PPRuNe Forums - View Single Post - Teesside Expansion
View Single Post
Old 19th Jan 2004, 23:57
  #23 (permalink)  
generallee
 
Join Date: Nov 2002
Location: Scotland
Posts: 51
Likes: 0
Received 0 Likes on 0 Posts
A few points about Teesside folks (including information from the other thread):

1) Tees Valley population - 640,000. Tyneside - 790,000. Considering North Yorkshire, Sunderland and County Durham figures as well and the drivetime statistics (one hour from MME - 2.6m and NCL - 2.2m), one can see that there is great potential for the airport.

2) LBAir wrote: 'regional cargo hub covering Newcastle to the North and Leeds to the South' - do me a favour. No airport could sustain itself on the above market and nor will Teesside (I'm sure) follow your suggestion.

3) Teesside has a strong catchment area, a good product (dated but being updated and heavily invested in) and an operationally superior runway (lack of obstructions etc - hence NCL charters ocassionally having to stop at MME on the way).
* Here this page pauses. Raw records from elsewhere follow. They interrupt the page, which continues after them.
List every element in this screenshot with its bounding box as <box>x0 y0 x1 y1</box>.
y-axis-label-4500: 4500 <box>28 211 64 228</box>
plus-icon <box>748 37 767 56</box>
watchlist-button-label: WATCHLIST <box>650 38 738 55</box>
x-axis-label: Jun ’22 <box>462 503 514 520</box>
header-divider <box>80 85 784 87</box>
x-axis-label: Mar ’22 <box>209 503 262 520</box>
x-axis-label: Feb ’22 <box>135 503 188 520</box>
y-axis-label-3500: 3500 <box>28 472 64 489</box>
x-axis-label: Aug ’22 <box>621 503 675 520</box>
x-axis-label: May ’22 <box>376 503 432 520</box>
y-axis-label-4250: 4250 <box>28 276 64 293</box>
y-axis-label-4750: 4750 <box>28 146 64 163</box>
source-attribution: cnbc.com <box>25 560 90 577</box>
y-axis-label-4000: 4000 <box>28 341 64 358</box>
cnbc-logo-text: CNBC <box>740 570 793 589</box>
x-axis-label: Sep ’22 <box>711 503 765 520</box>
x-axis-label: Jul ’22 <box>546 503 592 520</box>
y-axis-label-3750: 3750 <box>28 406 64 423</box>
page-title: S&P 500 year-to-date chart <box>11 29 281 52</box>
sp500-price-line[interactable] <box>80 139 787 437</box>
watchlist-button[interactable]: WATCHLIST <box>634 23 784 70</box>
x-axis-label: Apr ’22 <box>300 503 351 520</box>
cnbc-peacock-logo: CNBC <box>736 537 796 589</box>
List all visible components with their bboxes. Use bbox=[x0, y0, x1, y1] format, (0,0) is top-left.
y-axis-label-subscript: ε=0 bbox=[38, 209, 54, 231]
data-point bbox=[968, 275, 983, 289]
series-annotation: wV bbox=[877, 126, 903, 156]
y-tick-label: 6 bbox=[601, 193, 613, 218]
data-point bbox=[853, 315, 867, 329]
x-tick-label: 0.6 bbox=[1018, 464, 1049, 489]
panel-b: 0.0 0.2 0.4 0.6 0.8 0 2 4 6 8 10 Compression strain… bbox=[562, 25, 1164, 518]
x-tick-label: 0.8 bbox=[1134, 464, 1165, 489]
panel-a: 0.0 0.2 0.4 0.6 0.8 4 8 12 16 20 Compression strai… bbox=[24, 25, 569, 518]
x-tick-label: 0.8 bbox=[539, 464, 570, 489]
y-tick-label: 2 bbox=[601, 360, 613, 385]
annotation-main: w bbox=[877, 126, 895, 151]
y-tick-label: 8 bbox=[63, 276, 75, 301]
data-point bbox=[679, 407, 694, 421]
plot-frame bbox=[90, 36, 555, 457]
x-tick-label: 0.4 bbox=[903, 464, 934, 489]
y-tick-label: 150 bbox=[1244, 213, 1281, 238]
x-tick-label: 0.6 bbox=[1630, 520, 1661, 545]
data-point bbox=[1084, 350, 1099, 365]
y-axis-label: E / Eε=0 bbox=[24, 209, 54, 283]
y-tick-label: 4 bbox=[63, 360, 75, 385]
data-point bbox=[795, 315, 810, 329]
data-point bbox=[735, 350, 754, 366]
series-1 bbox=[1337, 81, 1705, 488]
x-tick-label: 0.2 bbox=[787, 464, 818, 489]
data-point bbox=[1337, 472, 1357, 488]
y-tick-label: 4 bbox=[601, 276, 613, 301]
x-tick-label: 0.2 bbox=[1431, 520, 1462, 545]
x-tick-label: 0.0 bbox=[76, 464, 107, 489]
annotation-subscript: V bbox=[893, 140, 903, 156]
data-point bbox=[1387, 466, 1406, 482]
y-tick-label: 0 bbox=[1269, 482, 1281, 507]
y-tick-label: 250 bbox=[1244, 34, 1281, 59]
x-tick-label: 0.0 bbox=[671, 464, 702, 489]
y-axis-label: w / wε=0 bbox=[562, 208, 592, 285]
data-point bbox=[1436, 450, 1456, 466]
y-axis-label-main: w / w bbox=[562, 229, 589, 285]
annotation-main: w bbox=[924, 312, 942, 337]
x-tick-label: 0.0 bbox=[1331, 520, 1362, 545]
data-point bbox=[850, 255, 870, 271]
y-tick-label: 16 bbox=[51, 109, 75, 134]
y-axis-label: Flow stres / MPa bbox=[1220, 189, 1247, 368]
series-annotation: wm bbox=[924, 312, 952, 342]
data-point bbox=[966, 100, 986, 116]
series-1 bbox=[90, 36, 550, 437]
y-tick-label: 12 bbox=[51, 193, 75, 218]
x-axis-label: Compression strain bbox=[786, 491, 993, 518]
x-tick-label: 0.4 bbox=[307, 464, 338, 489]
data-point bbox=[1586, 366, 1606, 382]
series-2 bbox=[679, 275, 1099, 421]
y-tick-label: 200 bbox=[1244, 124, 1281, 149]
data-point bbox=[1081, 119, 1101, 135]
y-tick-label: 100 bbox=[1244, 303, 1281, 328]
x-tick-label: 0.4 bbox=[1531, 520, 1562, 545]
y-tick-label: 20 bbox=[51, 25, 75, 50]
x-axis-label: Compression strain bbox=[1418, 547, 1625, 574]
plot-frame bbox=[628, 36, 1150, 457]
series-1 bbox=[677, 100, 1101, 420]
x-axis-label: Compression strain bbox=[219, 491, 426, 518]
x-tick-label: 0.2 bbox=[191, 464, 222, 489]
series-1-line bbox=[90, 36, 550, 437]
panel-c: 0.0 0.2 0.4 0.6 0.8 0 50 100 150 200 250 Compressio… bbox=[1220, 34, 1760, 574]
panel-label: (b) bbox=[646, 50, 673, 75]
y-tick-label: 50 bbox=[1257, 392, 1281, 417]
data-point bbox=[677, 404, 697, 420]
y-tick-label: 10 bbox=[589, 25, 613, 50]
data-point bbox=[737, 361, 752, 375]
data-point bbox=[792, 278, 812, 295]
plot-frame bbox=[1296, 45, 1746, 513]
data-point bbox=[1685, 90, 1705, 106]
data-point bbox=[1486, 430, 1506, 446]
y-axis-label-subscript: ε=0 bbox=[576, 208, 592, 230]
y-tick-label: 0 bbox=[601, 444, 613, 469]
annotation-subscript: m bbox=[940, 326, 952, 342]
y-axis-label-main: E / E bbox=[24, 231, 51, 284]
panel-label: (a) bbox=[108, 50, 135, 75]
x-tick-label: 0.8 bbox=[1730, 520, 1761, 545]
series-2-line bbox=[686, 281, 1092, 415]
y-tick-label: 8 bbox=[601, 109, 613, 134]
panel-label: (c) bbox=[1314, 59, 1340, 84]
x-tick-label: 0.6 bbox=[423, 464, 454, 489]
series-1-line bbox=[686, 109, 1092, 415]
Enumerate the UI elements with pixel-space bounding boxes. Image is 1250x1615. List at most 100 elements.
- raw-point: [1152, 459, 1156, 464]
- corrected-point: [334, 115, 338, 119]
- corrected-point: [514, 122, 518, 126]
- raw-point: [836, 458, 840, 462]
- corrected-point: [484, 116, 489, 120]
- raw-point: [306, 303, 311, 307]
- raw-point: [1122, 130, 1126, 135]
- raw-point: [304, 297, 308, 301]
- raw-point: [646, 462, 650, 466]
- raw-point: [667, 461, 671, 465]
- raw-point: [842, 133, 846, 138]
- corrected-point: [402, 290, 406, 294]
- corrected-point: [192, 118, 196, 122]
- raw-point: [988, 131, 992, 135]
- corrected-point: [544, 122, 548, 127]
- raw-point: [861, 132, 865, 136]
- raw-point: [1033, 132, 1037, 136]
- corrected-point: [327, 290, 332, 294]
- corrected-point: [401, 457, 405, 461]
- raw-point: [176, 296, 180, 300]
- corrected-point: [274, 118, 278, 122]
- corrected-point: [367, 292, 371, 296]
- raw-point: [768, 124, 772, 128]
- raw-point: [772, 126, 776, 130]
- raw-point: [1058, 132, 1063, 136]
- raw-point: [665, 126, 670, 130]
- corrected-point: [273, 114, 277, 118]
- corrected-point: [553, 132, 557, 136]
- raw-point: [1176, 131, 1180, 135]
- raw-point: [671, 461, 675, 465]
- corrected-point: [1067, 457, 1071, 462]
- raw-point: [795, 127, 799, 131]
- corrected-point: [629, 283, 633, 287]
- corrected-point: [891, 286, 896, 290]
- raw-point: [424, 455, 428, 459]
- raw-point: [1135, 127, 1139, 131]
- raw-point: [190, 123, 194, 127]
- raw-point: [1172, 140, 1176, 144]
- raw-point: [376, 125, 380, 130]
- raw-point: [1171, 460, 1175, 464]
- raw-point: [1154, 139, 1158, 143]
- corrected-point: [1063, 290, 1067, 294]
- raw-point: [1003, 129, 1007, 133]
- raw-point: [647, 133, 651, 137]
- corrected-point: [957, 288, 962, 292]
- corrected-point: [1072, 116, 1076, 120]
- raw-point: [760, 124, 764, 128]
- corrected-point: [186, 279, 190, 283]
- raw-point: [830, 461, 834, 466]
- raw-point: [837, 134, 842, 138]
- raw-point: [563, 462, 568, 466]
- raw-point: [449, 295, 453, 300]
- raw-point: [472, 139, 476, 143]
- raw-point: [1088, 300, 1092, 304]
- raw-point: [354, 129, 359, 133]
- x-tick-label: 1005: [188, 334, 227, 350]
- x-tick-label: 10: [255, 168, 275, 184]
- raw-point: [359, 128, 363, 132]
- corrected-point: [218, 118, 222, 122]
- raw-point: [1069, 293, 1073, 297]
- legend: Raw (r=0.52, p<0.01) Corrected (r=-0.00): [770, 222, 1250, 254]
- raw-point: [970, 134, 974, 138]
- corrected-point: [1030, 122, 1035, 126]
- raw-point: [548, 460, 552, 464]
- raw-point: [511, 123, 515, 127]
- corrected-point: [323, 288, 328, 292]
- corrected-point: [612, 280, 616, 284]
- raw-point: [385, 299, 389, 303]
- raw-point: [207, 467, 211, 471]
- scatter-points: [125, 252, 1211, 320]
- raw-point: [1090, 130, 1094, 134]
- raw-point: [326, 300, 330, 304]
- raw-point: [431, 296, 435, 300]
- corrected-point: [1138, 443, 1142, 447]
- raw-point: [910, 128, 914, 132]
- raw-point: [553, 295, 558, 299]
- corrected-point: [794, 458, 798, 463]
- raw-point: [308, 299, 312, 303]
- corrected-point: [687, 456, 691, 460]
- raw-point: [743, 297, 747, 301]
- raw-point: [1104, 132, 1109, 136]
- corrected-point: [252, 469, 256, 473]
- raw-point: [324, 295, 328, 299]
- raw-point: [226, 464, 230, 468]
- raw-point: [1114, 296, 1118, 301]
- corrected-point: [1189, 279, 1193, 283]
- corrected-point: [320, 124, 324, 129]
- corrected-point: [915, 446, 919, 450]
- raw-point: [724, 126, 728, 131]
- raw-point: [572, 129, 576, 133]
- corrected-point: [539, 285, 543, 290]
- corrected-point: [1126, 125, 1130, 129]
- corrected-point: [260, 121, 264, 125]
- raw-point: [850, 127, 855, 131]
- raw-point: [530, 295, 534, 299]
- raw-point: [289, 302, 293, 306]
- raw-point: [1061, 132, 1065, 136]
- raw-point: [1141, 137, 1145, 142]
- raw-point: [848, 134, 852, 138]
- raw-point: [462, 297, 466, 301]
4i) As others have pointed out, Easy did not start with 4/5 aircraft at NCL ('it' started with GO doing STN and then grew from there 2 based a/c?). bmibaby have more issues to contend with unlike FR and Easy. i.e. mainline, regional and ownership structure of the parent (lufthansa, SAS etc). I think the fact that baby have based an aircraft shows good sense. One aircraft, sell it hard and then grow from there. I can't think of any airline that would commence a new base because 'it looks good on paper'. How much do you think it costs an airline to open a base?

5) Teesside does compete with NCL. It will never be as big as Newcastle but it will see its fair share of growth I am sure. NCL has its obvious attractions (Airport and City) and will therefore always have a strong business.

The whole point seems to have been missed by some on this forum. The White Paper does not necessarily define what will happen, it suggests what might. What is clearly evident however, is that given the right opportunites and some solid investment from the private sector and development agencies, regional airports can not only survive, but grow and become sustainable business centres for the regions and catchment areas they serve and are served by.

Oh and by the way, regional airport growth (any regional) should be supported. The development of regional airports (NCL, LBA, MME, LPL, Finningley etc) is to the benefit of everyone. The success of a 'competing' airport will not herald the demise of another. IMO, Finningley will be a success and LBA etc will also continue to be a success as will NCL/MME, LPL/MAN even PIK/GLA.

PS - some sensible notable good points on this thread from (amongst others) Andy_S and Silkman.